Daeng Siruah juga menyayangkan kurangnya komunikasi antara pihak pemerintah dengan para pedagang.
“Kami tidak pernah diajak berdiskusi atau diberi solusi alternatif. Surat keberatan kami juga tidak pernah dibalas,” ujarnya.
Menurutnya, tudingan bahwa lapak PKL menyebabkan banjir tidaklah akurat.
“Setelah normalisasi di daerah Pepelegi, banjir sudah tidak ada. Tapi tiba-tiba muncul alasan baru soal gangguan ketertiban umum. Kami bingung, gangguan seperti apa yang dimaksud?” tambahnya.
Sekitar 45 pedagang di lokasi tersebut berharap agar pemerintah mempertimbangkan asas sosial dan kemanusiaan dalam pengambilan kebijakan.
“Kami berharap pemerintah tidak hanya menegakkan aturan, tapi juga melihat dampaknya bagi masyarakat kecil. Terlebih Presiden Prabowo selalu mendukung UMKM untuk naik kelas,” pungkas Daeng Siruah.
Siti Jumaroh (57), salah satu pedagang yang sudah 12 tahun berjualan di kawasan itu, meminta agar pembongkaran dibatalkan. Ia khawatir kehilangan mata pencaharian yang selama ini menjadi sumber penghidupannya.
“Kalau digusur, mau makan apa kami? Setiap tahun memang ada banjir, tapi bukan karena kami berdagang di sini,” kata Bu Siti, warga Pepelegi.
Senada dengan Bu Siti, Sumarti (38), juga berharap pemerintah memberikan solusi yang bijak.
“Sebentar lagi mau puasa dan lebaran. Kalau kami digusur, mau cari nafkah di mana lagi? Kami cuma rakyat kecil yang mencari sesuap nasi di sini,” ujarnya dengan mata berkaca-kaca.
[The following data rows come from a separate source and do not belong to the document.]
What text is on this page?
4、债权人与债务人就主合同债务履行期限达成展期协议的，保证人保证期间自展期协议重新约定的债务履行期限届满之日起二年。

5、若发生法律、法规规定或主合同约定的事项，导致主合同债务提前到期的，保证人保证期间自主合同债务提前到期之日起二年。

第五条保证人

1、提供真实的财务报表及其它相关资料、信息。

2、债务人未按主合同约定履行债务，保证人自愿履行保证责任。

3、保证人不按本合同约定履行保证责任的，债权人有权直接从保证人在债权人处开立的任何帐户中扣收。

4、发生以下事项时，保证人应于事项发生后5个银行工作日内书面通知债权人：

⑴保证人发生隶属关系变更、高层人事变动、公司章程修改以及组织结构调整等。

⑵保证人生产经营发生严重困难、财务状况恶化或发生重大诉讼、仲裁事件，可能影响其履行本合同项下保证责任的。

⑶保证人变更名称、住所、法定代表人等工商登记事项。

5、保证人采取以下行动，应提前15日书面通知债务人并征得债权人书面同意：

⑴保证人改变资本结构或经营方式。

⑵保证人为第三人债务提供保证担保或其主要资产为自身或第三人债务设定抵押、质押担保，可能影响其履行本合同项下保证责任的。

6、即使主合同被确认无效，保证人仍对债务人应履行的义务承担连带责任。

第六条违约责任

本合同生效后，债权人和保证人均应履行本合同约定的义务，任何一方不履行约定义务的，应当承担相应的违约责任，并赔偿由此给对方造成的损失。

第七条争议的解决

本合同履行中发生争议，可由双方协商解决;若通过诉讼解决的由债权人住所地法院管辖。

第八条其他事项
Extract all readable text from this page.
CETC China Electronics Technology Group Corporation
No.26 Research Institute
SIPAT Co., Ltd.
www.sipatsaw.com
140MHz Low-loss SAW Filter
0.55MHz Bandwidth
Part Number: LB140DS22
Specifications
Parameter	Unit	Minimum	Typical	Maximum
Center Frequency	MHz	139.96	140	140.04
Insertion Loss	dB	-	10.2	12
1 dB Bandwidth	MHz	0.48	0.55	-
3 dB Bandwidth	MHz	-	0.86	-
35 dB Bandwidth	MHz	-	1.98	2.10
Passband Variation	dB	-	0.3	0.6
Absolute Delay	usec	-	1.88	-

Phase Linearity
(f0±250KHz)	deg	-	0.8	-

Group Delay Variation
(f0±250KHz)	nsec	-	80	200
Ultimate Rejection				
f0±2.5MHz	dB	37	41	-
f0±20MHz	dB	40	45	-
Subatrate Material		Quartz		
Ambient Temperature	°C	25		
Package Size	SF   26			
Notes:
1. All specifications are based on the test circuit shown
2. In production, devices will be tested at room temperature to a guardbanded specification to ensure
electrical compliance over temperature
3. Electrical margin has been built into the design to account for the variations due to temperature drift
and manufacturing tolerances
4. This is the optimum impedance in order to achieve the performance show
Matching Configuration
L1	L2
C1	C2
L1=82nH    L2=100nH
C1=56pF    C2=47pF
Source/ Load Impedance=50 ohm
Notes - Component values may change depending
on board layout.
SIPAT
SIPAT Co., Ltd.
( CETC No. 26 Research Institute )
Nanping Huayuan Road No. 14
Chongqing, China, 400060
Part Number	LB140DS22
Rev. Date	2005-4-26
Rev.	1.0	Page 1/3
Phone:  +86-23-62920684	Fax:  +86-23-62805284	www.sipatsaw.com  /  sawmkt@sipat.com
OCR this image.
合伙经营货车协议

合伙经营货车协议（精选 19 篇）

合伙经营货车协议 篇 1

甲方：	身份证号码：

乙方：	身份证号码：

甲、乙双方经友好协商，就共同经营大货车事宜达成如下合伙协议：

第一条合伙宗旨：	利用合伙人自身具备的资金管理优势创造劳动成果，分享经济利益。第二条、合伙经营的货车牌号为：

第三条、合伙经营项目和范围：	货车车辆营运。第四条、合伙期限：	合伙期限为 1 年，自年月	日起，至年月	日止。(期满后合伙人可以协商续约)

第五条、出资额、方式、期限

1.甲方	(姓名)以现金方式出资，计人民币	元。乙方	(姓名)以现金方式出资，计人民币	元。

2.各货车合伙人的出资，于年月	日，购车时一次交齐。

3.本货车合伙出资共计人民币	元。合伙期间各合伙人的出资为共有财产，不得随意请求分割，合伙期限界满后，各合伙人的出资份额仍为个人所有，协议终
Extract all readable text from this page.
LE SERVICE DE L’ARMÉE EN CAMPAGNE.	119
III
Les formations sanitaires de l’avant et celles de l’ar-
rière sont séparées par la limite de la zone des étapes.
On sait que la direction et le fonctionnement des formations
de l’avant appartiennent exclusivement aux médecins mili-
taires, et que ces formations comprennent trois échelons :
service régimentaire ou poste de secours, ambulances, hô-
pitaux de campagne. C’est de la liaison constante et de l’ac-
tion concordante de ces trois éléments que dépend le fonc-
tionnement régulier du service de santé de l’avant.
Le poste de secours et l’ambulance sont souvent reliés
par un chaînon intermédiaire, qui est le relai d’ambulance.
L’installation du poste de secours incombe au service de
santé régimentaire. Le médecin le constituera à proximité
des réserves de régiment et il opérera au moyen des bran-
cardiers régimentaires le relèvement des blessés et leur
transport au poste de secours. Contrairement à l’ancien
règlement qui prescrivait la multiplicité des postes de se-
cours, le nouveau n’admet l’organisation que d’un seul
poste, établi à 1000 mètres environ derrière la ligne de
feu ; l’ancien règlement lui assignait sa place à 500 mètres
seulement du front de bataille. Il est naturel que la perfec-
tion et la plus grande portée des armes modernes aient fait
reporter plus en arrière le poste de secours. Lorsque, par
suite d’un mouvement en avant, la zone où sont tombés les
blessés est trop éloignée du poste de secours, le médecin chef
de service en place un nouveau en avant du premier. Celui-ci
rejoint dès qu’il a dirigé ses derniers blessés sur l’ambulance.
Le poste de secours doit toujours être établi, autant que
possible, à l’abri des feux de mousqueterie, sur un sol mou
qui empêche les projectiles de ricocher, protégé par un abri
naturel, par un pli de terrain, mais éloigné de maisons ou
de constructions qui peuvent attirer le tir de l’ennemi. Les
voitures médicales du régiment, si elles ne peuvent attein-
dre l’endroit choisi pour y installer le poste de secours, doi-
Menanggapi protes para pedagang, Kepala Satuan Polisi Pamong Praja Kabupaten Sidoarjo, Drs. Yany Setyawan, menegaskan bahwa penertiban dan pembongkaran tetap akan dilaksanakan. Menurutnya, langkah ini diambil untuk menegakkan aturan tata ruang dan mencegah potensi banjir di kawasan tersebut.
“Intinya akan tetap dilakukan penertiban dan pembongkaran untuk mencegah banjir dan menjaga ketertiban umum,” tegas Yany Setyawan.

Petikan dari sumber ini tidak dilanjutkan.